IndyCar vs F1, a contrast of conundrums
F1 just about the most boring sport to watch right now. Yes, there are exceptions, but the excitement usually lasts from lights out to the first or second corner and that’s just about it. One of the Mercedes drivers is guaranteed to win
The same five drivers have taken the top five places at every race this year.
Compare and contrast that to the IndyCar race on the Indianapolis Motor Speedway Road Course Saturday.
If you missed the race, you missed what was probably one of the most exciting races in any series in years. It had everything. Close, hard racing in which the drivers would go three, four, even five cars wide at times. Dry racing and wet racing.
What Penske Chevy driver Simon Pagenaud did Saturday to secure his third Grand Prix of Indianapolis victory was one for the ages. He started in the eighth position, and 85 laps later, he found himself winning after passing Jack Harvey with about 5 laps to go and Scott Dixon on the next to last lap in the wet......and.....with no push-to-pass left against Scott Dixon who had it. He did it with pure skill.
While the stands were largely packed to see the Spanish GP borefest, not many people can say they were there to see in person Pagenaud’s comeback of the year.
If you looked around the stands at the Indianapolis Motor Speedway (IMS) on that cloudy, rain-filled afternoon, you saw mostly empty seats.

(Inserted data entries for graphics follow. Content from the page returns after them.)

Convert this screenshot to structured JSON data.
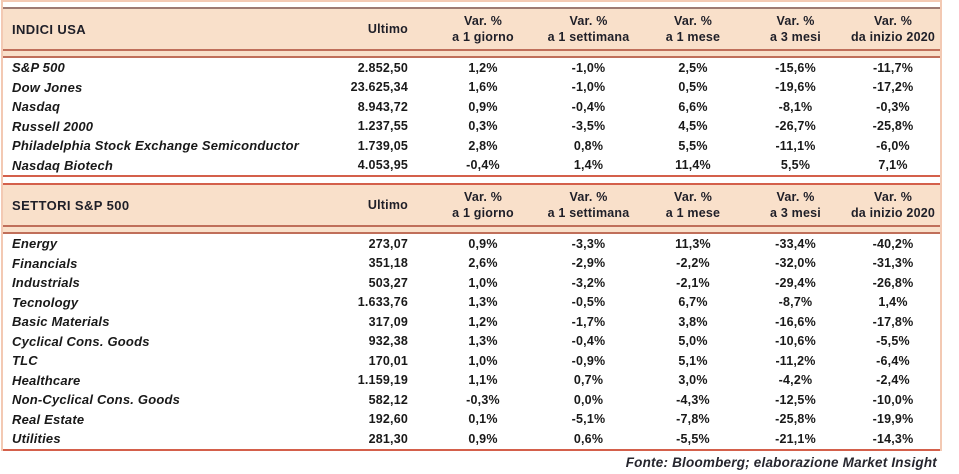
{
  "colors": {
    "header_bg": "#f9e0ca",
    "section1_top_line": "#9d7a72",
    "header_double_line": "#c06f5a",
    "section_divider_red": "#d4604b",
    "side_edge": "#f3c9b3",
    "header_text": "#1f1f28",
    "body_text": "#191919"
  },
  "footer": {
    "source_label": "Fonte: Bloomberg; elaborazione Market Insight"
  },
  "chart_data": [
    {
      "type": "table",
      "section_title": "INDICI USA",
      "col_ultimo": "Ultimo",
      "var_label": "Var. %",
      "var_periods": [
        "a 1 giorno",
        "a 1 settimana",
        "a 1 mese",
        "a 3 mesi",
        "da inizio 2020"
      ],
      "rows": [
        {
          "name": "S&P 500",
          "ultimo": "2.852,50",
          "values": [
            "1,2%",
            "-1,0%",
            "2,5%",
            "-15,6%",
            "-11,7%"
          ]
        },
        {
          "name": "Dow Jones",
          "ultimo": "23.625,34",
          "values": [
            "1,6%",
            "-1,0%",
            "0,5%",
            "-19,6%",
            "-17,2%"
          ]
        },
        {
          "name": "Nasdaq",
          "ultimo": "8.943,72",
          "values": [
            "0,9%",
            "-0,4%",
            "6,6%",
            "-8,1%",
            "-0,3%"
          ]
        },
        {
          "name": "Russell 2000",
          "ultimo": "1.237,55",
          "values": [
            "0,3%",
            "-3,5%",
            "4,5%",
            "-26,7%",
            "-25,8%"
          ]
        },
        {
          "name": "Philadelphia Stock Exchange Semiconductor",
          "ultimo": "1.739,05",
          "values": [
            "2,8%",
            "0,8%",
            "5,5%",
            "-11,1%",
            "-6,0%"
          ]
        },
        {
          "name": "Nasdaq Biotech",
          "ultimo": "4.053,95",
          "values": [
            "-0,4%",
            "1,4%",
            "11,4%",
            "5,5%",
            "7,1%"
          ]
        }
      ]
    },
    {
      "type": "table",
      "section_title": "SETTORI S&P 500",
      "col_ultimo": "Ultimo",
      "var_label": "Var. %",
      "var_periods": [
        "a 1 giorno",
        "a 1 settimana",
        "a 1 mese",
        "a 3 mesi",
        "da inizio 2020"
      ],
      "rows": [
        {
          "name": "Energy",
          "ultimo": "273,07",
          "values": [
            "0,9%",
            "-3,3%",
            "11,3%",
            "-33,4%",
            "-40,2%"
          ]
        },
        {
          "name": "Financials",
          "ultimo": "351,18",
          "values": [
            "2,6%",
            "-2,9%",
            "-2,2%",
            "-32,0%",
            "-31,3%"
          ]
        },
        {
          "name": "Industrials",
          "ultimo": "503,27",
          "values": [
            "1,0%",
            "-3,2%",
            "-2,1%",
            "-29,4%",
            "-26,8%"
          ]
        },
        {
          "name": "Tecnology",
          "ultimo": "1.633,76",
          "values": [
            "1,3%",
            "-0,5%",
            "6,7%",
            "-8,7%",
            "1,4%"
          ]
        },
        {
          "name": "Basic Materials",
          "ultimo": "317,09",
          "values": [
            "1,2%",
            "-1,7%",
            "3,8%",
            "-16,6%",
            "-17,8%"
          ]
        },
        {
          "name": "Cyclical Cons. Goods",
          "ultimo": "932,38",
          "values": [
            "1,3%",
            "-0,4%",
            "5,0%",
            "-10,6%",
            "-5,5%"
          ]
        },
        {
          "name": "TLC",
          "ultimo": "170,01",
          "values": [
            "1,0%",
            "-0,9%",
            "5,1%",
            "-11,2%",
            "-6,4%"
          ]
        },
        {
          "name": "Healthcare",
          "ultimo": "1.159,19",
          "values": [
            "1,1%",
            "0,7%",
            "3,0%",
            "-4,2%",
            "-2,4%"
          ]
        },
        {
          "name": "Non-Cyclical Cons. Goods",
          "ultimo": "582,12",
          "values": [
            "-0,3%",
            "0,0%",
            "-4,3%",
            "-12,5%",
            "-10,0%"
          ]
        },
        {
          "name": "Real Estate",
          "ultimo": "192,60",
          "values": [
            "0,1%",
            "-5,1%",
            "-7,8%",
            "-25,8%",
            "-19,9%"
          ]
        },
        {
          "name": "Utilities",
          "ultimo": "281,30",
          "values": [
            "0,9%",
            "0,6%",
            "-5,5%",
            "-21,1%",
            "-14,3%"
          ]
        }
      ]
    }
  ]
}
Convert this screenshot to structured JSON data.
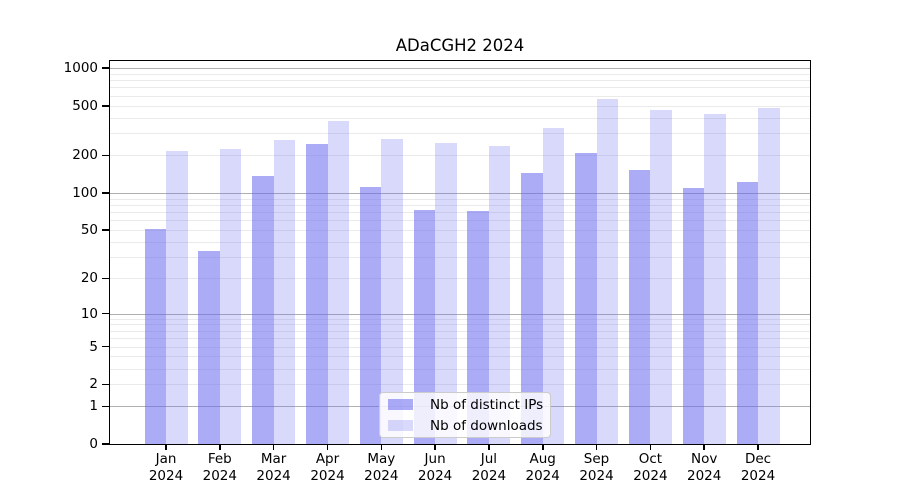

The ones that were occupied were far and few between.
Five races, Five 1-2's
Sunday saw Mercedes take a fifth-straight one-two finish at the Spanish Grand Prix.
Of course, Mercedes being the team to beat is nothing new in F1, but the total lack of challengers to the Silver Arrows is killing F1.
With an IndyCar race, you really never know who’s going to win. That’s fun for the fans, it’s fun for the drivers.
There was a time where you could dominate and run away with an IndyCar season, like Mercedes does in F1, but that’s just not possible in IndyCar today.
Best Racing, Few Fans.......Worst Racing, Most fans
We have long maintained that IndyCar should be sold to a company that has the resources to promote it properly and get fans to come to the races and watch on TV.
IndyCar Racing is the best kept secret on the planet, and those empty seats at the S/F line of the Grand Prix of Indy are a complete embarrassment to the sport. Bernie Ecclestone would have never let such a thing happen.
Sponsors are hard to come by and no one wants to sponsor a race series that appears to be dying. You only have one chance to make a good first impression.
You want what you can't have
Meanwhile in F1 the grandstands are always full despite the parades they call races, and because the full stands make F1 look popular and successful, sponsors are willing to pay millions for a small bite of the apple.
There is no easy fix for the F1 parades unless Mercedes quits. In a sport dominated by engineering talent, Mercedes has the best engineers and, therefore, cannot be beaten, regardless of who is driving their cars.
But the fans have been buffaloed into thinking their watching a sport, when in reality they are watching a display of engineering marvel. And they pay a lot of money to sit and watch the Mercedes team of engineers beat all the other engineers.
Compare this to IndyCar that is fan friendly and open to everyone. Despite exciting races that F1 could only dream of, the 'open-paddock' concept IndyCar uses has not translated into a big fan following.
The Family Bias
The Hulman-George family puts so much emphasis on one race, the Indy 500, to the detriment of the rest of the series.
Did you notice that all the Hulman-George family races are always on network TV (ABC and now NBC) and the hell with all the rest.
Let's put, for example, a showcase race like Long Beach with full grandstands, on NBCSN - a station no one watches.
Yet a race like the GP of Indy, where the grandstands are empty, well that's on NBC because the family that owns the series is bias toward their events.
It's decisions like this that has held IndyCar back as a series.
Sure the Indy 500 is great and should be built up and promoted properly, but that sort of attention should be put into all the races and why the Hulman George family, which has so much vested in the 500, has to step away and let a group that is not bias toward the family's owned events run it all.
If IndyCar is to reach its full potential, this must happen.
A contrast of conundrums
If we could take the best of both F1 and IndyCar, we'd have quite a sport.
But instead we have a contrast of conundrums.
F1 is flush with money and fans, but it's not a sport (engineering is not a sport) and the races are boring
IndyCar is short of money and fans, but the racing is the best on this planet right now.